These grilled garlic jumbo shrimp are an impressive and flavorful dish that’s a perfect appetizer for summer entertaining!
These grilled jumbo shrimp are a great alternative to cooking lobster.
No, they’re not the same, but they’re also much easier to deal with, more cost efficient, and they are still pretty nifty.
I call this an appetizer, but really you could have it as the main dish as well. I think most people would be happy to eat it regardless of when it’s served. 😀
I made a tasty little dip to go with these. I also grilled up a lemon and lime. Grilling them adds an extra dimension of flavor that’s totally delicious squeezed over these shrimp!
I added in a pinch of saffron, but I will say that it’s optional if you don’t have any. I like to keep it on-hand since you never know when you’ll need it, but it is rather pricey.
How do you prepare jumbo shrimp for grilling?
To devein these huge shrimp, the shell has to be cut along its length to expose the “vein” before you use a knife to scrape it out. It’s pretty easy to do that with kitchen shears and a sharp knife. If your shrimp aren’t already deveined, here’s a handy little guide if you’re not quite sure what to do with them when you get them home. Cutting the shell will also help the marinade soak in better. I left the shells on while cooking them.
These jumbo shrimp are large enough that you don’t need to worry about skewering them. They’re too large to fall through the grates.
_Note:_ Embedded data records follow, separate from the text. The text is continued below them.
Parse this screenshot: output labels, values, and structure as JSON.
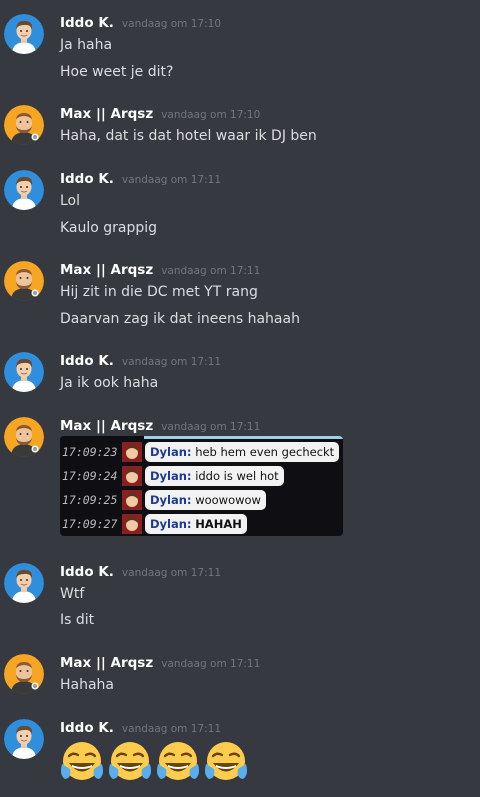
{
  "colors": {
    "background": "#36393f",
    "username": "#ffffff",
    "timestamp": "#72767d",
    "message_text": "#dcddde",
    "avatar_iddo_bg": "#2f8fdc",
    "avatar_max_bg": "#f6a623"
  },
  "messages": [
    {
      "author": "Iddo K.",
      "timestamp": "vandaag om 17:10",
      "avatar": "iddo",
      "lines": [
        "Ja haha",
        "Hoe weet je dit?"
      ]
    },
    {
      "author": "Max || Arqsz",
      "timestamp": "vandaag om 17:10",
      "avatar": "max",
      "lines": [
        "Haha, dat is dat hotel waar ik DJ ben"
      ]
    },
    {
      "author": "Iddo K.",
      "timestamp": "vandaag om 17:11",
      "avatar": "iddo",
      "lines": [
        "Lol",
        "Kaulo grappig"
      ]
    },
    {
      "author": "Max || Arqsz",
      "timestamp": "vandaag om 17:11",
      "avatar": "max",
      "lines": [
        "Hij zit in die DC met YT rang",
        "Daarvan zag ik dat ineens hahaah"
      ]
    },
    {
      "author": "Iddo K.",
      "timestamp": "vandaag om 17:11",
      "avatar": "iddo",
      "lines": [
        "Ja ik ook haha"
      ]
    },
    {
      "author": "Max || Arqsz",
      "timestamp": "vandaag om 17:11",
      "avatar": "max",
      "lines": [],
      "attachment": {
        "chat": [
          {
            "time": "17:09:23",
            "name": "Dylan:",
            "text": "heb hem even gecheckt"
          },
          {
            "time": "17:09:24",
            "name": "Dylan:",
            "text": "iddo is wel hot"
          },
          {
            "time": "17:09:25",
            "name": "Dylan:",
            "text": "woowowow"
          },
          {
            "time": "17:09:27",
            "name": "Dylan:",
            "text": "HAHAH"
          }
        ]
      }
    },
    {
      "author": "Iddo K.",
      "timestamp": "vandaag om 17:11",
      "avatar": "iddo",
      "lines": [
        "Wtf",
        "Is dit"
      ]
    },
    {
      "author": "Max || Arqsz",
      "timestamp": "vandaag om 17:11",
      "avatar": "max",
      "lines": [
        "Hahaha"
      ]
    },
    {
      "author": "Iddo K.",
      "timestamp": "vandaag om 17:11",
      "avatar": "iddo",
      "lines": [],
      "emojis": [
        "joy-emoji",
        "joy-emoji",
        "joy-emoji",
        "joy-emoji"
      ]
    }
  ]
}
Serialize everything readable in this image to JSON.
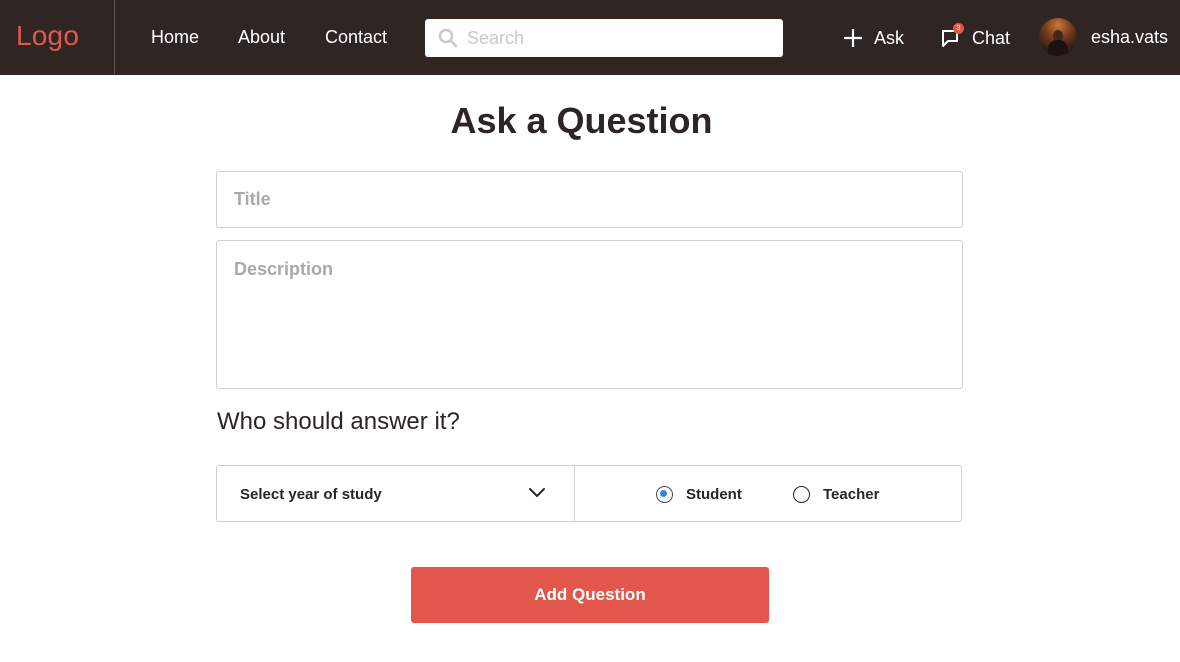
{
  "navbar": {
    "logo": "Logo",
    "links": [
      "Home",
      "About",
      "Contact"
    ],
    "search_placeholder": "Search",
    "ask_label": "Ask",
    "chat_label": "Chat",
    "chat_badge": "3",
    "username": "esha.vats"
  },
  "form": {
    "heading": "Ask a Question",
    "title_placeholder": "Title",
    "description_placeholder": "Description",
    "audience_question": "Who should answer it?",
    "year_select_label": "Select year of study",
    "role_options": [
      {
        "label": "Student",
        "selected": true
      },
      {
        "label": "Teacher",
        "selected": false
      }
    ],
    "submit_label": "Add Question"
  },
  "colors": {
    "navbar_bg": "#2f2624",
    "accent": "#e2574c",
    "radio_selected": "#3d82d6"
  }
}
Have you ever made jumbo shrimp? I hope you’ll make these the star of your next party. 😉
Questions? Leave me a comment!
Grilled Garlic Jumbo Shrimp
An impressive appetizer of garlicky grilled jumbo shrimp, grilled citrus, and a tasty dip!
- 1 pound jumbo shrimp (16-20/pound) thawed & deveined, shell left on
- 1 lemon halved
- 1 lime halved
- 1/2 cup olive oil
- 1/2 tablespoon smoked paprika
- Dash of herbs de Provence (or Italian seasoning)
- Pinch of saffron (optional)
- 1 tablespoon fresh parsley chopped
- 4 cloves garlic minced
- Salt & pepper to taste
- 1/2 cup mayo
- 1 teaspoon Dijon mustard
- 1 teaspoon lemon juice + zest of 1/2 lemon
- 1/2 teaspoon smoked paprika
- Pinch of garlic powder
- Salt & pepper to taste
- Prepare the shrimp (thaw & devein if needed, and leave the shells on. Here's a tutorial if you're not sure how to do this).
- Add marinade ingredients to a bowl and combine.
- Add half the marinade to a large Ziploc bag. Add the shrimp to the bag and ensure they're coated in the marinade. Let them sit for 15 minutes.
- Meanwhile, add the dip ingredients to a bowl and stir until combined. You may want to transfer it to a smaller dipping bowl for serving. Refrigerate until needed.
- Preheat your BBQ/grill to high then reduce the heat to medium-high when you're about to start grilling. Cook the shrimp for about 4-5 minutes/side or until they're cooked through but not overcooked. The outside will turn pink. Make sure you take them off the heat ASAP. While cooking, baste the shrimp with the remaining marinade. Grill the citrus cut-side down for a few minutes (I did until it had nice char marks). You can do this the same time as the shrimp. We use a gas BBQ and cooked everything with the lid down.
- Serve the jumbo shrimp with the dipping sauce and the grilled citrus.
- Just a note that depending where you buy the shrimp and what brand they are, the classifications of their size may vary. The ones I bought (16-20/pound size) are sometimes referred to as "ultra jumbo" and I've also seen "gigantico".
- Serves 4+ as an appetizer or 2 as an entree.
- Keep in mind every BBQ/grill/grill pan is different. My cooking times are based on a gas BBQ and should be taken as a guideline only.